# Algorithm to find the sequence of bits that makes up to a given number

int* binary (int nBits, int number)
{
int*    bits    = calloc(abs(number)+1, sizeof(int));
int     i       = 0;
int     l       = nBits - 1;

while(number > 0)
{
while(l >= 0)
{
int ln = 1 << l;

if(ln < number)
{
bits[i] = ln;
i++;
number -= ln;
}
else if(ln > number)
{
l--;
}
else /* Equal */
{
bits[i] = ln;
i++;
number -= ln;
return bits;
}
}
}

return bits;
}


I wrote this function in one go so it is probably quite rustic and I was curious to see what will happen if I subjected it to a review.

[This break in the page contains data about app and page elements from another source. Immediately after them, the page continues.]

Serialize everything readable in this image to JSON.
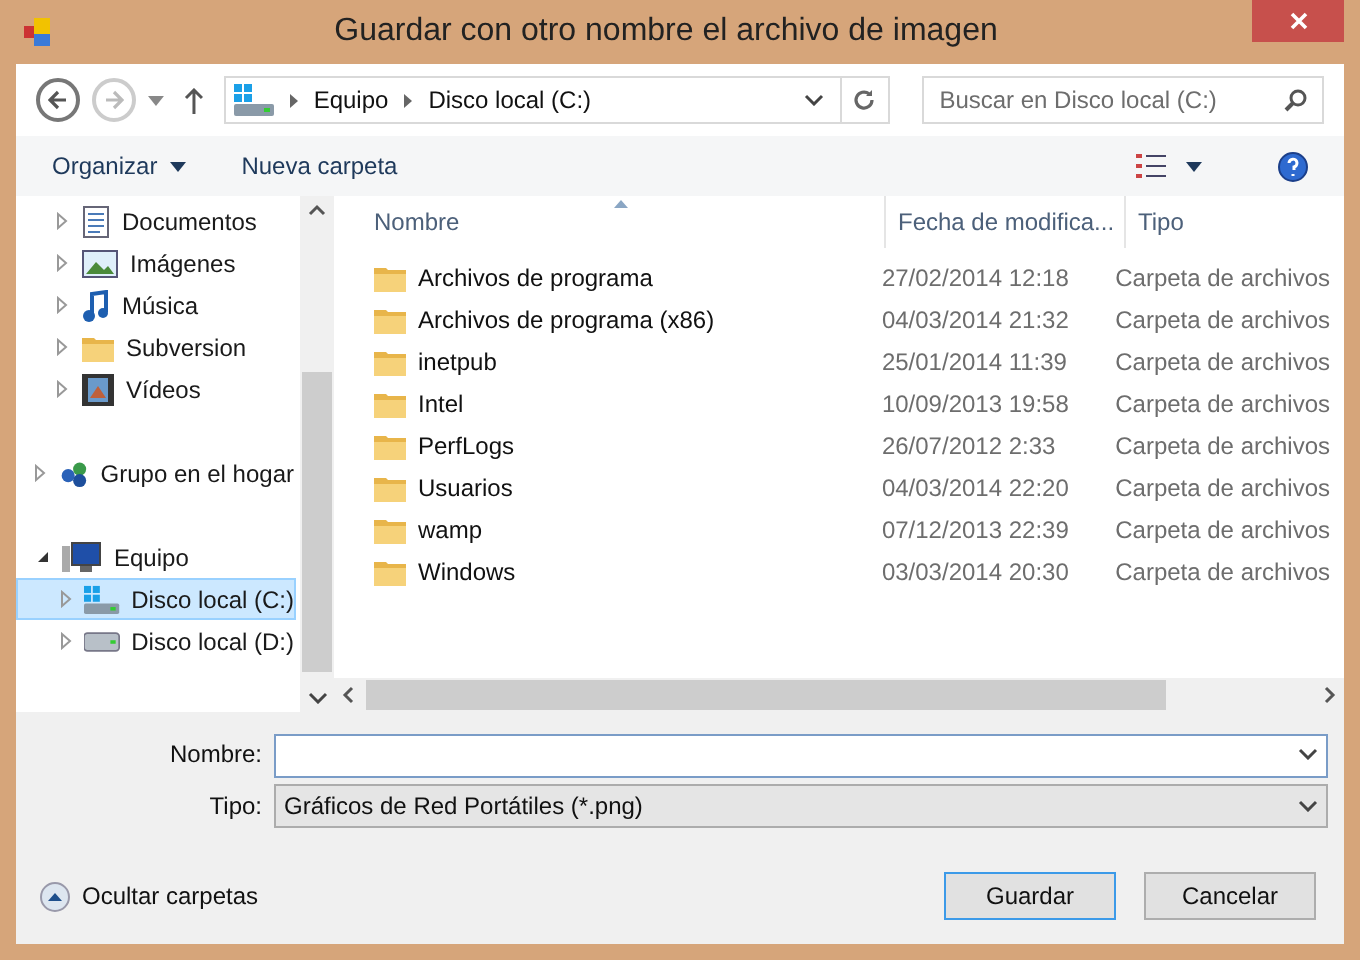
{
  "window": {
    "title": "Guardar con otro nombre el archivo de imagen"
  },
  "address": {
    "crumbs": [
      "Equipo",
      "Disco local (C:)"
    ]
  },
  "search": {
    "placeholder": "Buscar en Disco local (C:)"
  },
  "toolbar": {
    "organize": "Organizar",
    "new_folder": "Nueva carpeta"
  },
  "libraries": [
    {
      "label": "Documentos",
      "kind": "document",
      "selected": false
    },
    {
      "label": "Imágenes",
      "kind": "picture",
      "selected": false
    },
    {
      "label": "Música",
      "kind": "music",
      "selected": false
    },
    {
      "label": "Subversion",
      "kind": "folder",
      "selected": false
    },
    {
      "label": "Vídeos",
      "kind": "video",
      "selected": false
    }
  ],
  "tree": [
    {
      "label": "Grupo en el hogar",
      "kind": "homegroup",
      "selected": false,
      "expanded": false
    },
    {
      "label": "Equipo",
      "kind": "computer",
      "selected": false,
      "expanded": true,
      "children": [
        {
          "label": "Disco local (C:)",
          "kind": "system-drive",
          "selected": true,
          "expanded": false
        },
        {
          "label": "Disco local (D:)",
          "kind": "drive",
          "selected": false,
          "expanded": false
        }
      ]
    }
  ],
  "table": {
    "columns": [
      "Nombre",
      "Fecha de modifica...",
      "Tipo"
    ],
    "rows": [
      {
        "name": "Archivos de programa",
        "date": "27/02/2014 12:18",
        "type": "Carpeta de archivos"
      },
      {
        "name": "Archivos de programa (x86)",
        "date": "04/03/2014 21:32",
        "type": "Carpeta de archivos"
      },
      {
        "name": "inetpub",
        "date": "25/01/2014 11:39",
        "type": "Carpeta de archivos"
      },
      {
        "name": "Intel",
        "date": "10/09/2013 19:58",
        "type": "Carpeta de archivos"
      },
      {
        "name": "PerfLogs",
        "date": "26/07/2012 2:33",
        "type": "Carpeta de archivos"
      },
      {
        "name": "Usuarios",
        "date": "04/03/2014 22:20",
        "type": "Carpeta de archivos"
      },
      {
        "name": "wamp",
        "date": "07/12/2013 22:39",
        "type": "Carpeta de archivos"
      },
      {
        "name": "Windows",
        "date": "03/03/2014 20:30",
        "type": "Carpeta de archivos"
      }
    ]
  },
  "form": {
    "name_label": "Nombre:",
    "type_label": "Tipo:",
    "type_value": "Gráficos de Red Portátiles (*.png)"
  },
  "hide_folders": "Ocultar carpetas",
  "buttons": [
    {
      "label": "Guardar",
      "kind": "default"
    },
    {
      "label": "Cancelar",
      "kind": "normal"
    }
  ]
}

Provided any decimal @number and number of bits @nBits (for example 3 would mean that the function has to work with 1, 2, 4 bit representations) the function shall return the smallest sequence of bit representations (as an array of ints) that when added, makes up to @number In case the number is too big, bits may repeat.

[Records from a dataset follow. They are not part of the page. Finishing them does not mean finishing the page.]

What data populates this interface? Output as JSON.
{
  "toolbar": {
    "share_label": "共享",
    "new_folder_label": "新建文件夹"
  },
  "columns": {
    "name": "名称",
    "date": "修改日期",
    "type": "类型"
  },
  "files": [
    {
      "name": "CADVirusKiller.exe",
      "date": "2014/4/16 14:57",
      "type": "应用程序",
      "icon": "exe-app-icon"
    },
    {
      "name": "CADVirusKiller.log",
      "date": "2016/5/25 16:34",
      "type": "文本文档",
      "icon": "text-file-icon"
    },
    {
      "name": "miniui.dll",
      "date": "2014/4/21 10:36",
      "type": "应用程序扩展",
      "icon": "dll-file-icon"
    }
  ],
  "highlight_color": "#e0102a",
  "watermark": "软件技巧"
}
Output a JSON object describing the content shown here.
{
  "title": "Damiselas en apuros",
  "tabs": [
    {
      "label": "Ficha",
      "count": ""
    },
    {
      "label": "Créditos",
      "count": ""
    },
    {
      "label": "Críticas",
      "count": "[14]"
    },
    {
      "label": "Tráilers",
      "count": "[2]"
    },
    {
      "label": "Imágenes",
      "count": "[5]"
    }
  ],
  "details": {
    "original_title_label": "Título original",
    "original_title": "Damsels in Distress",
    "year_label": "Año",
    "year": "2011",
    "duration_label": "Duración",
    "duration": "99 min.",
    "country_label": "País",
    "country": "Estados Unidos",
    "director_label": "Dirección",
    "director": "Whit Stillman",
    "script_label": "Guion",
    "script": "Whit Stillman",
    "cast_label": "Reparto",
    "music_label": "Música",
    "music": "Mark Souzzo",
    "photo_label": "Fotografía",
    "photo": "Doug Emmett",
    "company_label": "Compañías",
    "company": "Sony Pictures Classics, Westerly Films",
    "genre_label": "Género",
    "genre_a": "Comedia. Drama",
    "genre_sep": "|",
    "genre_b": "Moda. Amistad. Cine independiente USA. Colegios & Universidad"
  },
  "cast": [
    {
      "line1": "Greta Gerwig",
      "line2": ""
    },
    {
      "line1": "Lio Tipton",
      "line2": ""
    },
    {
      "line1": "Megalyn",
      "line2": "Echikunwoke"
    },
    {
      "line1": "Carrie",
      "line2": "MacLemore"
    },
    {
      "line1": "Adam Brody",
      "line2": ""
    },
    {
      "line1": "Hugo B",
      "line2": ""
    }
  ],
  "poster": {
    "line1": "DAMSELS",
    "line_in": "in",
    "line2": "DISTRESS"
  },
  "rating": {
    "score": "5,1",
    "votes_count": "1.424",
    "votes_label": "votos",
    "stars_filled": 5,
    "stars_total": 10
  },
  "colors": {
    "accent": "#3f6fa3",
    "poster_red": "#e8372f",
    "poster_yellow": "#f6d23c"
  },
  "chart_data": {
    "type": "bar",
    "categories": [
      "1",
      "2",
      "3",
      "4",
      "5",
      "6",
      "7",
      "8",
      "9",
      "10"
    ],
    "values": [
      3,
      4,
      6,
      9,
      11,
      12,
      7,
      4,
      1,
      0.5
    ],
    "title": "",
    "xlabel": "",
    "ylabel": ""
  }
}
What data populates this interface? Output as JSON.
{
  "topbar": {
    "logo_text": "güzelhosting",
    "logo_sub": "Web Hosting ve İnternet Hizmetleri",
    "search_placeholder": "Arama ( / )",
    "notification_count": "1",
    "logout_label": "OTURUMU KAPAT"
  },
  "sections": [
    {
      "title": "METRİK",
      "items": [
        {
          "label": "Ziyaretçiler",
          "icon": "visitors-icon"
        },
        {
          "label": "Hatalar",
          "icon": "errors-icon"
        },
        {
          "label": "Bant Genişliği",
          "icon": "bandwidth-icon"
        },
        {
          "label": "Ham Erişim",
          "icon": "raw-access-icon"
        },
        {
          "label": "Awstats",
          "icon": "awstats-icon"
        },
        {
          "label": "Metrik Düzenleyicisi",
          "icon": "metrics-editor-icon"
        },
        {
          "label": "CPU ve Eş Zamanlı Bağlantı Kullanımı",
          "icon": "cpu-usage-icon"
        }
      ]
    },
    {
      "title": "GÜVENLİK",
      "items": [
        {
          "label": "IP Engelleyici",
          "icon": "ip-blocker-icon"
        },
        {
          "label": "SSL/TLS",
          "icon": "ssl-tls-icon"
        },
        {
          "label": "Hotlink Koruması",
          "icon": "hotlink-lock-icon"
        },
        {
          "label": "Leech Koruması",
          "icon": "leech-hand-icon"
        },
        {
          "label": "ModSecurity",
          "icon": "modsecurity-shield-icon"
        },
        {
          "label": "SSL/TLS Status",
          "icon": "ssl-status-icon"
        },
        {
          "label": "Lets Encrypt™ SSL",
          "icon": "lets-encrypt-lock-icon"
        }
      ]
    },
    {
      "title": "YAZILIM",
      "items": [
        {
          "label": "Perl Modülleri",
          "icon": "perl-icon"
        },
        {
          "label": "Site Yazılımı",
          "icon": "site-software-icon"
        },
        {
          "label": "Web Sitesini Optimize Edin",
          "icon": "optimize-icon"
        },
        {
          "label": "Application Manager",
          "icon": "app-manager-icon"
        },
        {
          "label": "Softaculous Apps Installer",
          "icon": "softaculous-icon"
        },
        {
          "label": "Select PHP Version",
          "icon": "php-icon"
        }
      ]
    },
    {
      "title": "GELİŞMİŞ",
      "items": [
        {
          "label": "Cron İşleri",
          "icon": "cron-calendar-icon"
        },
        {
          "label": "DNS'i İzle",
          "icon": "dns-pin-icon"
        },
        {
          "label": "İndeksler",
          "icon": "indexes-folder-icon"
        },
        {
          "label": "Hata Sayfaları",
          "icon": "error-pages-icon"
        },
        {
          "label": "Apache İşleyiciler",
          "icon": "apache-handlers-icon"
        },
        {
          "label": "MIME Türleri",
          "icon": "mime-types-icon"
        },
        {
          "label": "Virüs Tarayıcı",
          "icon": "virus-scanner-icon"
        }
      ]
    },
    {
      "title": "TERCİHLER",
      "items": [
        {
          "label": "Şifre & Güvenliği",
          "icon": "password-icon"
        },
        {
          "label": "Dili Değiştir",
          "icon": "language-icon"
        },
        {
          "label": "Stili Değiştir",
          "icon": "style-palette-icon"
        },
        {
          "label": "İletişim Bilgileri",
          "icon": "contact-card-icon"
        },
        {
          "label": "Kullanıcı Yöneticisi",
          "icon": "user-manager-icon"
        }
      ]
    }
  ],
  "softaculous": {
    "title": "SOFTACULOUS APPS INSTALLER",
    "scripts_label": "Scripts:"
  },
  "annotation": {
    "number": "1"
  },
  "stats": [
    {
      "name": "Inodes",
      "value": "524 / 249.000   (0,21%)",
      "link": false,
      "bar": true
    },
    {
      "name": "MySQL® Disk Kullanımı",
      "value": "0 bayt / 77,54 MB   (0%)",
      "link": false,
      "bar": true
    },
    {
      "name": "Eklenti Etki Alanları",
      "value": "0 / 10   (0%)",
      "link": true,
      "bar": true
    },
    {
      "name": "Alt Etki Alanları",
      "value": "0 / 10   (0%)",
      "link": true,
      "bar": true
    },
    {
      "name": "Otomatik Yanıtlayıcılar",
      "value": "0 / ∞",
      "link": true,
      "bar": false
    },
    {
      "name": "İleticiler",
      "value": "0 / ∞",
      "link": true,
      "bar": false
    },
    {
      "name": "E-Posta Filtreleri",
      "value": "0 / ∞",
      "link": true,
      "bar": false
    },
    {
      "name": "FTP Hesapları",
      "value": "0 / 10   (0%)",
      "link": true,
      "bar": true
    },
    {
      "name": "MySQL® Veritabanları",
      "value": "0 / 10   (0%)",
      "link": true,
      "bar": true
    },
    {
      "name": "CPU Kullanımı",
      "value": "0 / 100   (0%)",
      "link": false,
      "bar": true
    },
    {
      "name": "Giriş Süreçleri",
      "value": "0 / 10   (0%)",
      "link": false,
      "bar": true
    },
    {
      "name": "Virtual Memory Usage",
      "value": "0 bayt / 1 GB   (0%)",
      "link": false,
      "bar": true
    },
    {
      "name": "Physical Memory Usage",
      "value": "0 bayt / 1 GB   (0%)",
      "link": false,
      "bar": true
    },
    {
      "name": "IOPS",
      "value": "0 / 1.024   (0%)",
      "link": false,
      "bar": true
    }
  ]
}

I only tested it with the numbers 0-20 for which the result is:

0:
1: 1
2: 2
3: 2 1
4: 4
5: 4 1
6: 4 2
7: 4 2 1
8: 4 4
9: 4 4 1
10: 4 4 2
11: 4 4 2 1
12: 4 4 4
13: 4 4 4 1
14: 4 4 4 2
15: 4 4 4 2 1
16: 4 4 4 4
17: 4 4 4 4 1
18: 4 4 4 4 2
19: 4 4 4 4 2 1
20: 4 4 4 4 4


I am pretty sure the code can be optimized in terms of code quality, performance and memory. I intend to use it as an optimization for a large quantity of small entities in a game that I've been working on.

Example purpose:

Imagine in a game two objects A and B and we must create N number of entities E between them depending on the distance between A and B. Now to do that, C must be 1 pixel wide or tall (depending on the direction), which can result in a lot of C being created, which is inefficient. I figured I can draw the C entities with varying length (1, 2, 4, as much as I find for sufficient) and use such a function to distribute the appropriate number of them with the appropriate length. That way I will have much less entities created, but the line Cs make across A and B will be the same.

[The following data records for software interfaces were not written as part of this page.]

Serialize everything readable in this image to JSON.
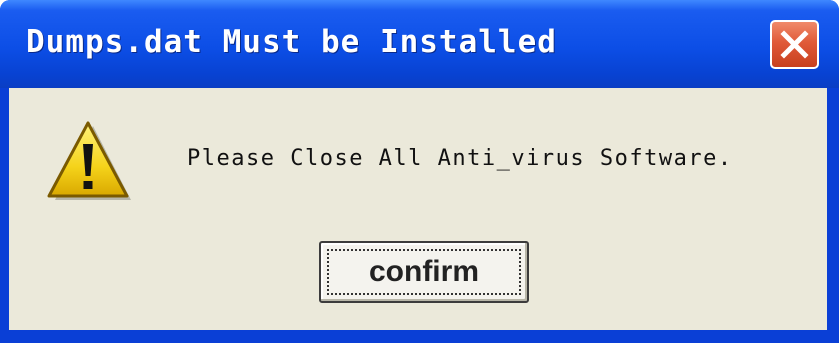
{
  "window": {
    "title": "Dumps.dat Must be Installed",
    "close_icon": "close-icon"
  },
  "content": {
    "icon": "warning-icon",
    "message": "Please Close All Anti_virus Software."
  },
  "buttons": {
    "confirm_label": "confirm"
  },
  "colors": {
    "titlebar": "#0c4ee6",
    "close_button": "#e05a38",
    "client_background": "#ebe9da",
    "warning_yellow": "#f5d31a"
  }
}
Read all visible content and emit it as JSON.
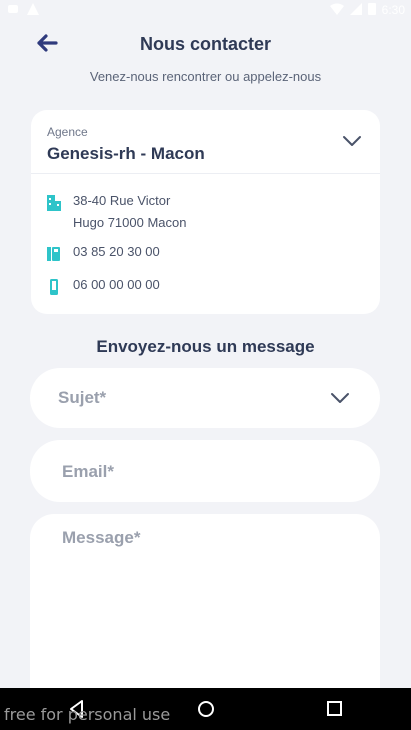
{
  "status_bar": {
    "time": "6:30"
  },
  "header": {
    "title": "Nous contacter",
    "subtitle": "Venez-nous rencontrer ou appelez-nous"
  },
  "agency": {
    "label": "Agence",
    "value": "Genesis-rh - Macon",
    "address_line1": "38-40 Rue Victor",
    "address_line2": "Hugo 71000 Macon",
    "phone": "03 85 20 30 00",
    "mobile": "06 00 00 00 00"
  },
  "form": {
    "section_title": "Envoyez-nous un message",
    "subject_placeholder": "Sujet*",
    "email_placeholder": "Email*",
    "message_placeholder": "Message*"
  },
  "watermark": "free for personal use",
  "colors": {
    "accent": "#2f3a7d",
    "icon_teal": "#2ec4c9",
    "background": "#f2f3f7"
  },
  "icons": {
    "back": "arrow-left-icon",
    "chevron": "chevron-down-icon",
    "address": "building-icon",
    "phone": "phone-icon",
    "mobile": "mobile-icon"
  }
}
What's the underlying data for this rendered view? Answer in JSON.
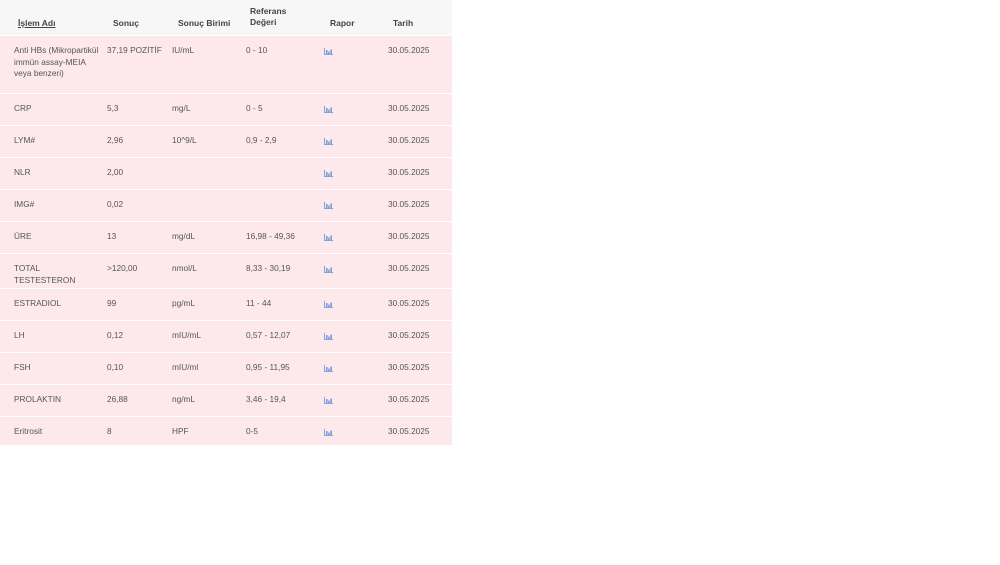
{
  "table": {
    "headers": {
      "name": "İşlem Adı",
      "result": "Sonuç",
      "unit": "Sonuç Birimi",
      "reference": "Referans Değeri",
      "report": "Rapor",
      "date": "Tarih"
    },
    "report_icon": "bar-chart-icon",
    "rows": [
      {
        "name": "Anti HBs (Mikropartikül immün assay-MEIA veya benzeri)",
        "result": "37,19 POZİTİF",
        "unit": "IU/mL",
        "reference": "0 - 10",
        "date": "30.05.2025"
      },
      {
        "name": "CRP",
        "result": "5,3",
        "unit": "mg/L",
        "reference": "0 - 5",
        "date": "30.05.2025"
      },
      {
        "name": "LYM#",
        "result": "2,96",
        "unit": "10^9/L",
        "reference": "0,9 - 2,9",
        "date": "30.05.2025"
      },
      {
        "name": "NLR",
        "result": "2,00",
        "unit": "",
        "reference": "",
        "date": "30.05.2025"
      },
      {
        "name": "IMG#",
        "result": "0,02",
        "unit": "",
        "reference": "",
        "date": "30.05.2025"
      },
      {
        "name": "ÜRE",
        "result": "13",
        "unit": "mg/dL",
        "reference": "16,98 - 49,36",
        "date": "30.05.2025"
      },
      {
        "name": "TOTAL TESTESTERON",
        "result": ">120,00",
        "unit": "nmol/L",
        "reference": "8,33 - 30,19",
        "date": "30.05.2025"
      },
      {
        "name": "ESTRADIOL",
        "result": "99",
        "unit": "pg/mL",
        "reference": "11 - 44",
        "date": "30.05.2025"
      },
      {
        "name": "LH",
        "result": "0,12",
        "unit": "mIU/mL",
        "reference": "0,57 - 12,07",
        "date": "30.05.2025"
      },
      {
        "name": "FSH",
        "result": "0,10",
        "unit": "mIU/ml",
        "reference": "0,95 - 11,95",
        "date": "30.05.2025"
      },
      {
        "name": "PROLAKTIN",
        "result": "26,88",
        "unit": "ng/mL",
        "reference": "3,46 - 19,4",
        "date": "30.05.2025"
      },
      {
        "name": "Eritrosit",
        "result": "8",
        "unit": "HPF",
        "reference": "0-5",
        "date": "30.05.2025"
      }
    ]
  }
}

• (You haven't been that active lately.) I was curious to see what will happen if I subjected it to a review CR is about insights into working code (from one of your projects). You may be prompted to tell more about what the code is intended for (How does this [optimise large quantities] of small entities?), and what makes you think it works. How about binary(30, 987654321)? Mar 3 at 7:43
• I can agree with half of what you said, but what is the point of telling more about what the code is intended for? I don't see a reason, at all. I need it for something so specific that the chances of even everyone in the community using it for this are insignificant. Instead, I am just sharing my code, in case someone finds it for useful. I don't require help or anything. Everyone is free to ignore it, in which case I might as well delete it. Or improve it myself. Mar 3 at 7:59
• What is a decimal @number, how do you pass it to binary(), and how would you pass a non-decimal one? Mar 3 at 8:33
• @TobySpeight this is essentially exacted what I stated later in the same comment. I did not change the code, because I don't want to potentially invalidate someone's answer in the process of writing it. Mar 3 at 8:47
• I possibly should have read the rest of the comment! ;-) Mar 3 at 8:49

The function has Undefined Behaviour. Since calloc() can return a null pointer, we must not dereference bits (e.g. using bits[i]) unless we're sure it has a non-null value.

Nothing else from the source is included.